The main advantages of staged, marginal excision approaches are: (1) complete excision of the tumor in aesthetically important areas while following natural anatomic lines; (2) avoidance of open wounds during the time required for detailed histopathologic examination of margins; and (3) use of high-quality permanent sections with or without immunohistochemical stains.

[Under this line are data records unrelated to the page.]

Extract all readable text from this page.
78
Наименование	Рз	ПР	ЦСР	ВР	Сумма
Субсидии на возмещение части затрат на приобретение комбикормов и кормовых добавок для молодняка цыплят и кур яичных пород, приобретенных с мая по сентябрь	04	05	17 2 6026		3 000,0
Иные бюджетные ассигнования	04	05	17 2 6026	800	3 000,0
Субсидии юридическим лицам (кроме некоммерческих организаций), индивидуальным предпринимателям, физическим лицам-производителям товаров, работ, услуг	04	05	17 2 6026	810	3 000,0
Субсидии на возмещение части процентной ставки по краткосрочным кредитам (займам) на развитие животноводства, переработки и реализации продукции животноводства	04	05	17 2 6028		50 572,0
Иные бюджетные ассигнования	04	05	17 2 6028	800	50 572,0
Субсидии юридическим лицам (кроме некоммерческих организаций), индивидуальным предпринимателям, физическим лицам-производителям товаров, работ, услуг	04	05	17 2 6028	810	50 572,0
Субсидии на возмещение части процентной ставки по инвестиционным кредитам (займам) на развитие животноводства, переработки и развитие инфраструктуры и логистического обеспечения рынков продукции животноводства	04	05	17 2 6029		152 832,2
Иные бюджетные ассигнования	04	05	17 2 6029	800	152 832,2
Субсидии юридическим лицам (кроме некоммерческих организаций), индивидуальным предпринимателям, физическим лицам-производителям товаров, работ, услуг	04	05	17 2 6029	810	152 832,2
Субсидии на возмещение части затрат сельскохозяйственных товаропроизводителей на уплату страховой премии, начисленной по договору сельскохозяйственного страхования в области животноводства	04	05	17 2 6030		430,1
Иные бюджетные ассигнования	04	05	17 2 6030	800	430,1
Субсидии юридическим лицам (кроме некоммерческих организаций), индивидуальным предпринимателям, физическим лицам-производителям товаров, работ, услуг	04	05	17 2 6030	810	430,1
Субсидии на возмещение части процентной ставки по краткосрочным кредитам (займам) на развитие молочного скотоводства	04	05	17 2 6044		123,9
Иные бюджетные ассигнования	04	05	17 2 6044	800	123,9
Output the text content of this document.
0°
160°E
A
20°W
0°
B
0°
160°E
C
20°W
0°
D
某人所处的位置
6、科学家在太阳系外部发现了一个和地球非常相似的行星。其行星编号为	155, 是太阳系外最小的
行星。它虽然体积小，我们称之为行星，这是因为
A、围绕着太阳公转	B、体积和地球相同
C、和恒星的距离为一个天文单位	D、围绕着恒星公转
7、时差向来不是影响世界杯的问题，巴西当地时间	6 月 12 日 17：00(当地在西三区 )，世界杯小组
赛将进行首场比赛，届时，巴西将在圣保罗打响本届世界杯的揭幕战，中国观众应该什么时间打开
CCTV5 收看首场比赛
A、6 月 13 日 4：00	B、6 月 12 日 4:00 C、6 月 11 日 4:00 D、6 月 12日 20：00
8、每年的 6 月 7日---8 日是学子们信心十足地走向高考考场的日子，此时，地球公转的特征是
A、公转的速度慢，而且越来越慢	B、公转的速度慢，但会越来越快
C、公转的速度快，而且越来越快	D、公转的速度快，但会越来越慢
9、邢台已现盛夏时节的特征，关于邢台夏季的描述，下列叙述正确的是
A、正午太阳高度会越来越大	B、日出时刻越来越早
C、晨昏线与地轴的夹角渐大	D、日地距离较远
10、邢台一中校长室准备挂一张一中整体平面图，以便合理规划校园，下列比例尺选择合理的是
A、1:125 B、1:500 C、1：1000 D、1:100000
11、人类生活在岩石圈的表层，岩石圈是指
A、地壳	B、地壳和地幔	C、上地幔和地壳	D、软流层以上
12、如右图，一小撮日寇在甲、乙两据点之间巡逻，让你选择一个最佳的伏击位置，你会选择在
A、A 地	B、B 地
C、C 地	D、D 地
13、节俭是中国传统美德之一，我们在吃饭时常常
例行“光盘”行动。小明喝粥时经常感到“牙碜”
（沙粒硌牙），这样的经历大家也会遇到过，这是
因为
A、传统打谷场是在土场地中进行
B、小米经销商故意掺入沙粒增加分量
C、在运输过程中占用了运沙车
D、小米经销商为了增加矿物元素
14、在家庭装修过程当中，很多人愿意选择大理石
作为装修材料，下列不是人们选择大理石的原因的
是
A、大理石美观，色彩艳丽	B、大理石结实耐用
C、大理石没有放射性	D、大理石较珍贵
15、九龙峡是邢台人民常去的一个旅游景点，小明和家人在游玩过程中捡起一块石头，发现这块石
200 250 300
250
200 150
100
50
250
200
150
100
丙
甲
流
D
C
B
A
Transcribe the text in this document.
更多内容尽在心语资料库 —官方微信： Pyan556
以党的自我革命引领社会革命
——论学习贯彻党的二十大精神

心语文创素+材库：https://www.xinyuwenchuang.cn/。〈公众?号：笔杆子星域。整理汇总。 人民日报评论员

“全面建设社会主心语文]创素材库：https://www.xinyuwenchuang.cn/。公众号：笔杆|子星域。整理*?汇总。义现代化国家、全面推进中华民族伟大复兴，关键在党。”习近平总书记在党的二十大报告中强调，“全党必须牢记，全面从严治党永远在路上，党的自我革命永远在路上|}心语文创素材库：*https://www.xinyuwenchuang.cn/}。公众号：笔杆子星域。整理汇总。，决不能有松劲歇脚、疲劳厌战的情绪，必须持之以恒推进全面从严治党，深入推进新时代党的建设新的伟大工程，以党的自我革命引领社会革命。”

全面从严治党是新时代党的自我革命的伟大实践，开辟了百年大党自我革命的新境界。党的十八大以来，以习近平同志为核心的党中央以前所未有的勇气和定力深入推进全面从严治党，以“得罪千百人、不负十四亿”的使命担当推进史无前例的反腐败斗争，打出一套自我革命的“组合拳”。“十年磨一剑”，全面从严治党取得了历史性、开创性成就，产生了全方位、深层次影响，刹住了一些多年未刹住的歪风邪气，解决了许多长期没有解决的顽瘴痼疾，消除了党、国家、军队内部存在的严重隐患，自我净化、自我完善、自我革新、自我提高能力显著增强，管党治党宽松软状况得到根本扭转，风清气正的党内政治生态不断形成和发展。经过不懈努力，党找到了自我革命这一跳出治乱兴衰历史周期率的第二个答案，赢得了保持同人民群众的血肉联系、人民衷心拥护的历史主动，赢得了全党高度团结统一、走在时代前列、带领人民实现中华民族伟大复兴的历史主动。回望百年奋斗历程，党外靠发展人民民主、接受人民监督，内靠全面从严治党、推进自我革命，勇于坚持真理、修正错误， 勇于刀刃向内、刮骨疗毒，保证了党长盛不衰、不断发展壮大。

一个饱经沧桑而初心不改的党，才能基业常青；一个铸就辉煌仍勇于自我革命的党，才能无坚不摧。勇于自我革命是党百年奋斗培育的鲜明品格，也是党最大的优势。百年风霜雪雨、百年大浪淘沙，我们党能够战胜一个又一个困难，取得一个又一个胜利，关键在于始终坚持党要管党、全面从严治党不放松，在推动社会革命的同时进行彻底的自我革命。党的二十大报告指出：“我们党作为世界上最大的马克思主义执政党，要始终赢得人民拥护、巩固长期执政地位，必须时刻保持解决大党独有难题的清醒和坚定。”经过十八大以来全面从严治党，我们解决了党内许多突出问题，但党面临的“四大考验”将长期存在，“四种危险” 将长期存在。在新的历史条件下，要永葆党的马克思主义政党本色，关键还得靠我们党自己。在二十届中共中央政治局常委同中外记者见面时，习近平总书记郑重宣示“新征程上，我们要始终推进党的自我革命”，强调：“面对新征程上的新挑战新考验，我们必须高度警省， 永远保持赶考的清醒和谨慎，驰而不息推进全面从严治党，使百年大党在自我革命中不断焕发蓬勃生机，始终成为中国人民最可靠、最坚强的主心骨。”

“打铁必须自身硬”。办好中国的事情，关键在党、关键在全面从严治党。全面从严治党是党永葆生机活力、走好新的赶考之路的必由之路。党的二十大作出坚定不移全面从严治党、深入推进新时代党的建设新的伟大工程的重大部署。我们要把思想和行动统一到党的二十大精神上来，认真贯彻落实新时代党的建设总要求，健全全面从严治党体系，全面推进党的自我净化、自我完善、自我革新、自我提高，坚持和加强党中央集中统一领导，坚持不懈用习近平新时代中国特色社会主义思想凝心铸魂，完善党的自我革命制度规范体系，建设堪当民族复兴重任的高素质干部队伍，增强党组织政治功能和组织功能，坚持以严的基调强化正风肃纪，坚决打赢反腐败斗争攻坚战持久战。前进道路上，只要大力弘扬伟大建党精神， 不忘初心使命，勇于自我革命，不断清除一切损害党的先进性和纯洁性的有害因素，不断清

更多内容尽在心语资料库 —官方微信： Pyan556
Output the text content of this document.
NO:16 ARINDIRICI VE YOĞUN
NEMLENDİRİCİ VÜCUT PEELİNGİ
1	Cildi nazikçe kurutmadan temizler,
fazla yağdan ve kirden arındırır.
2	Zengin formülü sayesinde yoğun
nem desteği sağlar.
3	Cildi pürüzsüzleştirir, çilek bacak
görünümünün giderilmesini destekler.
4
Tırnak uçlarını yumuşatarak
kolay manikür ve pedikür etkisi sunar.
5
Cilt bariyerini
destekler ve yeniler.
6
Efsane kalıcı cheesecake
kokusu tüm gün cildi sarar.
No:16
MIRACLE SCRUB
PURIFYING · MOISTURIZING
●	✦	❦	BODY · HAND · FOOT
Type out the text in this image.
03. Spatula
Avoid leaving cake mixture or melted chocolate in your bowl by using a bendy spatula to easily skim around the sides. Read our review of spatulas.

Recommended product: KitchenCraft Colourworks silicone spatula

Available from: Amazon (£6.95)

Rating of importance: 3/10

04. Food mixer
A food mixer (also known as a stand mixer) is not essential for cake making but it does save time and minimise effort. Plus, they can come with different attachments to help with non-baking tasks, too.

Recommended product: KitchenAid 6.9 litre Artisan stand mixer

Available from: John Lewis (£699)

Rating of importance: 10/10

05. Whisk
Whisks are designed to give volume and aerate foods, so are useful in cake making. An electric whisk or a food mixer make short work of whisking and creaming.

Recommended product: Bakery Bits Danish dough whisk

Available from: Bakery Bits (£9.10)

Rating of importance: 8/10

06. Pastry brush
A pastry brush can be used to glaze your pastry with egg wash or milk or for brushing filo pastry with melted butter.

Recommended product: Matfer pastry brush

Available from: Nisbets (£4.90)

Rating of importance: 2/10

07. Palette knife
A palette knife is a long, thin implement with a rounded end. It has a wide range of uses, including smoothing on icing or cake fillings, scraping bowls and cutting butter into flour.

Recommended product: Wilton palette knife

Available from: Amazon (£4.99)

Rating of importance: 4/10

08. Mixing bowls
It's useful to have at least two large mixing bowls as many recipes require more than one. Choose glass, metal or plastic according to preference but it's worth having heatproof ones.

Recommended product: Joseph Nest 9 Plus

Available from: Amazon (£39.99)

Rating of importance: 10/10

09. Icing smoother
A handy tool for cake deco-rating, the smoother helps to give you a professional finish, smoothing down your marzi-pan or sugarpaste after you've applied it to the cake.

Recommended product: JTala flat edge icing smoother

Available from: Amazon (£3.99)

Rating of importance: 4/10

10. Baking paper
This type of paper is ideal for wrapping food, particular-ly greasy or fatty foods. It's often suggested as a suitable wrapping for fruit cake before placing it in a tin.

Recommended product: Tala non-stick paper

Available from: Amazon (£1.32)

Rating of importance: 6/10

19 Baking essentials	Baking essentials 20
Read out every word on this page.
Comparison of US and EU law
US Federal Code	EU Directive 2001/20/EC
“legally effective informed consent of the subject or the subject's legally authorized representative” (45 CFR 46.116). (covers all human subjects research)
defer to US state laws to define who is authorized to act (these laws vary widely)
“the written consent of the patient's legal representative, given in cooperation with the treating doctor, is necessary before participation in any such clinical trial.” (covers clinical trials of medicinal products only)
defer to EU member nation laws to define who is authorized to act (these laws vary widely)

This methodology provides margin control with equivalent results to Mohs micrographic surgery, avoiding some of the pitfalls associated with this technique, and without the requirement for specialized personnel and a laboratory dedicated to frozen section examination.
Our contoured modification of the “square” procedure for excising MIS of aesthetically important areas of the face and neck is technically reproducible and provides a complete histological evaluation of the specimen with optimal peripheral and deep margin control, and maximal tissue preservation. It involves a multidisciplinary approach with close communication between the dermatopathologists, surgical oncologists, and reconstructive surgeons. Definitive reconstruction is facilitated with confirmation of tumor-free margins, allowing preservation of function and aesthetics. With short follow-up, local control has been achieved with this technique in 100% of cases.